在寫這篇博客的時候,翻閱了一些互聯網上的資料,發現文獻[1]寫的比較系統。所以推薦大家讀讀文獻[1].但是出現了一些錯誤,所以我在此簡述一些。如果推理不過去了。可以看看我的簡述。
------------------------------------前言
背景:
(1)在醫學領域藥物劑量反應中,隨着藥物劑量的增加,療效和副作用會呈現一定趨勢。比如劑量越高,療效越
高,劑量越高,毒性越大等
(2)評估藥物在不同劑量水平下的毒性,並且建議一個對病人既安全又有效的劑量稱爲最大耐受劑量(Maximum Tolerated Dose)簡稱 MTD。
(3)隨着藥物的增加,藥物的毒性是非減的。MTD被定義爲毒性概率不超過毒性靶水平的最高劑量水平
(4)基於每個劑量水平下病人的毒性反應的比率估計不同,劑量水平下的毒性概率可能不是劑量水平的非減函
數,於是我們可以採用保序迴歸的方法
L2保序迴歸
L2保序迴歸算法
一些具體的定義和命題查看文獻[1]
Spark源碼分析(大圖見附錄)
/**
* 保序迴歸模型
*
* @param boundaries 用於預測的邊界數組,它必須是排好順序的。(分段函數的分段點數組)
* @param predictions 保序迴歸的結果,即分段點x對應的預測值
* @param isotonic 升序還是降序(true爲升)
*/
@Since("1.3.0")
class IsotonicRegressionModel @Since("1.3.0") (
@Since("1.3.0") val boundaries: Array[Double],
@Since("1.3.0") val predictions: Array[Double],
@Since("1.3.0") val isotonic: Boolean) extends Serializable with Saveable {
private val predictionOrd = if (isotonic) Ordering[Double] else Ordering[Double].reverse
require(boundaries.length == predictions.length)
assertOrdered(boundaries)
assertOrdered(predictions)(predictionOrd)
/**
* A Java-friendly constructor that takes two Iterable parameters and one Boolean parameter.
*/
@Since("1.4.0")
def this(boundaries: java.lang.Iterable[Double],
predictions: java.lang.Iterable[Double],
isotonic: java.lang.Boolean) = {
this(boundaries.asScala.toArray, predictions.asScala.toArray, isotonic)
}
/** 序列順序的檢測 */
private def assertOrdered(xs: Array[Double])(implicit ord: Ordering[Double]): Unit = {
var i = 1
val len = xs.length
while (i < len) {
require(ord.compare(xs(i - 1), xs(i)) <= 0,
s"Elements (${xs(i - 1)}, ${xs(i)}) are not ordered.")
i += 1
}
}
/**
* 利用分段函數的線性函數,輸入feature進行預測
*
* @param testData Features to be labeled.

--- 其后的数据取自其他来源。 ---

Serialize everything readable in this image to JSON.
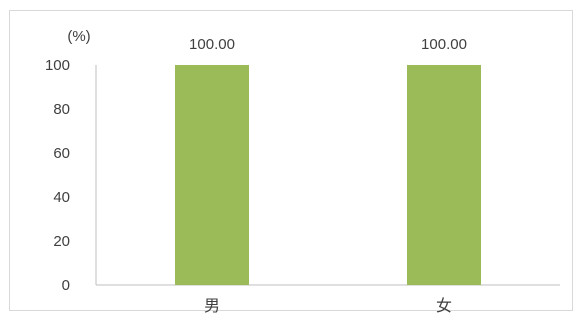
{
  "chart_data": {
    "type": "bar",
    "categories": [
      "男",
      "女"
    ],
    "values": [
      100.0,
      100.0
    ],
    "data_labels": [
      "100.00",
      "100.00"
    ],
    "ylabel": "(%)",
    "ylim": [
      0,
      100
    ],
    "yticks": [
      0,
      20,
      40,
      60,
      80,
      100
    ],
    "ytick_labels": [
      "0",
      "20",
      "40",
      "60",
      "80",
      "100"
    ],
    "grid": false,
    "legend": "none",
    "colors": {
      "bar": "#9BBB59",
      "axis": "#BFBFBF",
      "text": "#404040",
      "border": "#D9D9D9"
    }
  }
}
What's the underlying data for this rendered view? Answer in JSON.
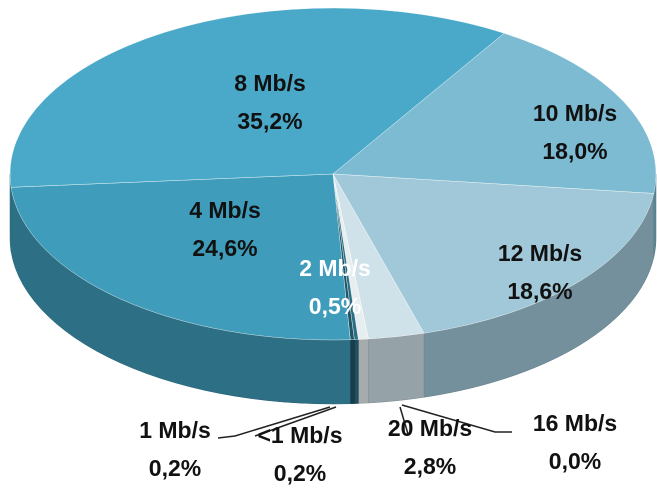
{
  "chart_data": {
    "type": "pie",
    "categories": [
      "10 Mb/s",
      "12 Mb/s",
      "20 Mb/s",
      "16 Mb/s",
      "2 Mb/s",
      "<1 Mb/s",
      "1 Mb/s",
      "4 Mb/s",
      "8 Mb/s"
    ],
    "values": [
      18.0,
      18.6,
      2.8,
      0.0,
      0.5,
      0.2,
      0.2,
      24.6,
      35.2
    ],
    "value_labels": [
      "18,0%",
      "18,6%",
      "2,8%",
      "0,0%",
      "0,5%",
      "0,2%",
      "0,2%",
      "24,6%",
      "35,2%"
    ],
    "colors": [
      "#7dbbd2",
      "#a0c8d8",
      "#cfe1e9",
      "#9c9c9c",
      "#e6eef0",
      "#2b6f86",
      "#1f5566",
      "#3f9cba",
      "#4aa9c8"
    ]
  }
}
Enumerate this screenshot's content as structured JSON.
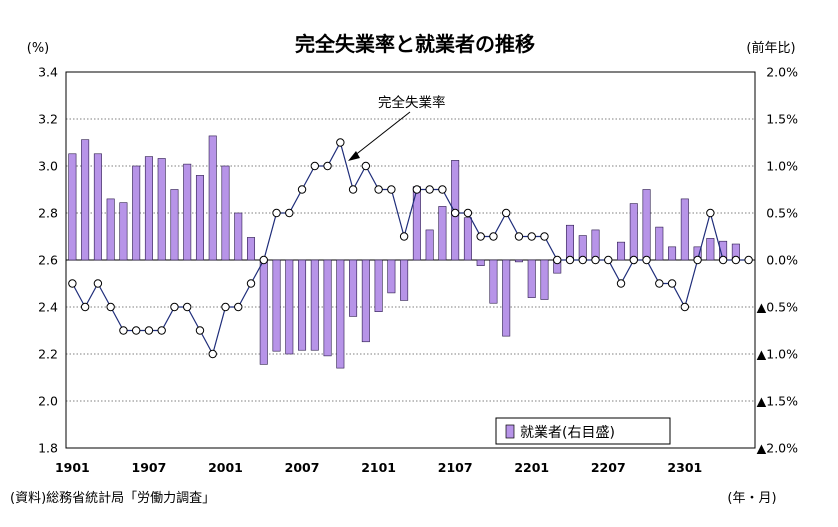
{
  "chart_data": {
    "type": "bar",
    "title": "完全失業率と就業者の推移",
    "left_unit": "(%)",
    "right_unit": "(前年比)",
    "x_unit": "(年・月)",
    "source": "(資料)総務省統計局「労働力調査」",
    "annotation": "完全失業率",
    "ylim_left": [
      1.8,
      3.4
    ],
    "ylim_right": [
      -2.0,
      2.0
    ],
    "grid": true,
    "legend_position": "bottom-right",
    "left_ticks": [
      "3.4",
      "3.2",
      "3.0",
      "2.8",
      "2.6",
      "2.4",
      "2.2",
      "2.0",
      "1.8"
    ],
    "right_ticks": [
      "2.0%",
      "1.5%",
      "1.0%",
      "0.5%",
      "0.0%",
      "▲0.5%",
      "▲1.0%",
      "▲1.5%",
      "▲2.0%"
    ],
    "x_tick_labels": [
      "1901",
      "1907",
      "2001",
      "2007",
      "2101",
      "2107",
      "2201",
      "2207",
      "2301"
    ],
    "x_tick_positions": [
      0,
      6,
      12,
      18,
      24,
      30,
      36,
      42,
      48
    ],
    "x": [
      "1901",
      "1902",
      "1903",
      "1904",
      "1905",
      "1906",
      "1907",
      "1908",
      "1909",
      "1910",
      "1911",
      "1912",
      "2001",
      "2002",
      "2003",
      "2004",
      "2005",
      "2006",
      "2007",
      "2008",
      "2009",
      "2010",
      "2011",
      "2012",
      "2101",
      "2102",
      "2103",
      "2104",
      "2105",
      "2106",
      "2107",
      "2108",
      "2109",
      "2110",
      "2111",
      "2112",
      "2201",
      "2202",
      "2203",
      "2204",
      "2205",
      "2206",
      "2207",
      "2208",
      "2209",
      "2210",
      "2211",
      "2212",
      "2301",
      "2302",
      "2303",
      "2304",
      "2305",
      "2306"
    ],
    "series": [
      {
        "name": "就業者(右目盛)",
        "axis": "right",
        "type": "bar",
        "color": "#b794e8",
        "values": [
          1.13,
          1.28,
          1.13,
          0.65,
          0.61,
          1.0,
          1.1,
          1.08,
          0.75,
          1.02,
          0.9,
          1.32,
          1.0,
          0.5,
          0.24,
          -1.11,
          -0.97,
          -1.0,
          -0.96,
          -0.96,
          -1.02,
          -1.15,
          -0.6,
          -0.87,
          -0.55,
          -0.35,
          -0.43,
          0.78,
          0.32,
          0.57,
          1.06,
          0.45,
          -0.06,
          -0.46,
          -0.81,
          -0.02,
          -0.4,
          -0.42,
          -0.14,
          0.37,
          0.26,
          0.32,
          0.0,
          0.19,
          0.6,
          0.75,
          0.35,
          0.14,
          0.65,
          0.14,
          0.23,
          0.2,
          0.17,
          0.0
        ]
      },
      {
        "name": "完全失業率",
        "axis": "left",
        "type": "line",
        "color": "#1f2d7a",
        "values": [
          2.5,
          2.4,
          2.5,
          2.4,
          2.3,
          2.3,
          2.3,
          2.3,
          2.4,
          2.4,
          2.3,
          2.2,
          2.4,
          2.4,
          2.5,
          2.6,
          2.8,
          2.8,
          2.9,
          3.0,
          3.0,
          3.1,
          2.9,
          3.0,
          2.9,
          2.9,
          2.7,
          2.9,
          2.9,
          2.9,
          2.8,
          2.8,
          2.7,
          2.7,
          2.8,
          2.7,
          2.7,
          2.7,
          2.6,
          2.6,
          2.6,
          2.6,
          2.6,
          2.5,
          2.6,
          2.6,
          2.5,
          2.5,
          2.4,
          2.6,
          2.8,
          2.6,
          2.6,
          2.6
        ]
      }
    ]
  }
}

* @return Predicted labels.
*
*/
@Since("1.3.0")
def predict(testData: RDD[Double]): RDD[Double] = {
testData.map(predict)
}
/**
* 利用分段函數的線性函數,輸入feature進行預測
*
* @param testData Features to be labeled.
* @return Predicted labels.
*
*/
@Since("1.3.0")
def predict(testData: JavaDoubleRDD): JavaDoubleRDD = {
JavaDoubleRDD.fromRDD(predict(testData.rdd.retag.asInstanceOf[RDD[Double]]))
}
/**
* 利用分段函數的線性函數,輸入feature進行預測
*
* @param testData Feature to be labeled.
* @return Predicted label.
* 1) 如果testdata可以精確匹配到一個邊界數組,那麼就返回對應的數值,如果多個,那麼隨機返回一個
* 2) 如果testdata 低於或者高於所有的邊界數組,那麼返回第一個或者最後一個If testData is lower or higher than all boundaries then first or last prediction
* 3) 如果testdat在兩個邊界數組之間,那麼採用分段函數的線性插值方法得到的數值
*
*/
@Since("1.3.0")
def predict(testData: Double): Double = {
def linearInterpolation(x1: Double, y1: Double, x2: Double, y2: Double, x: Double): Double = {
y1 + (y2 - y1) * (x - x1) / (x2 - x1)
}
val foundIndex = binarySearch(boundaries, testData)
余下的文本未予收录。